To scale all branch lengths by a constant <factor>:

./usmantds2 -id tree -od tree -i <newick tree> -c scale -cm <factor>



Contact

If you have questions or comments, please contact tandy<at>cs<dot>utexas<dot>edu.



Old SATe program

If you are interested in running SATe on your own datasets,
we recommend that you use the newer graphical interface
version of SATe above, instead of this older program.

For archival purposes only, the original version 1.0 implementation of the
SATe algorithm is located here.
After decompressing that file, read the file in the directory
./sate_dist/README and follow those instructions to run SATe.

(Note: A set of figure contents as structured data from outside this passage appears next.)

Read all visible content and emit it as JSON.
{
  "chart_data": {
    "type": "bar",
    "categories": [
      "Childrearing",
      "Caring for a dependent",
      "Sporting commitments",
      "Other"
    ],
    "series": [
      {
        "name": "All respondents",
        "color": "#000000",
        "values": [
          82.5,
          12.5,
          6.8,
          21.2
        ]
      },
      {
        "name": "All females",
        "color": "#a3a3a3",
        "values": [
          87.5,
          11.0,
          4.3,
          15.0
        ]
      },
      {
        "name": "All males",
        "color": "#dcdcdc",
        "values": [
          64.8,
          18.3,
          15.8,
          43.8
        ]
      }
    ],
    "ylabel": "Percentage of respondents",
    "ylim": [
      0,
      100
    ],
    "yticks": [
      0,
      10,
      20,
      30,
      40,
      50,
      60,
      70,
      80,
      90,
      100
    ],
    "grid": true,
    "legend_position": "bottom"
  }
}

Most modern desktop machines should support SATe analysis on smaller
datasets of several hundred taxa and several hundred aligned sites. A
desktop machine with 4 GB main memory and at least 1 GB disk space for
the working directory is recommended for the largest datasets from the
paper and for datasets with similar numbers of taxa and sequence
length. These datasets generally have up to several thousand taxa and
several thousand aligned sites. If you encounter errors while
analyzing datasets with greater numbers of taxa or sequence length
than that, you can use a version of SATe that omits starting
alignments with high memory requirements by using the -s 2 option.

SATe is distributed under the GPLv3 license. This distribution contains
other programs which are licensed under different licenses.
Please see ./sate_dist/LICENSE for more details.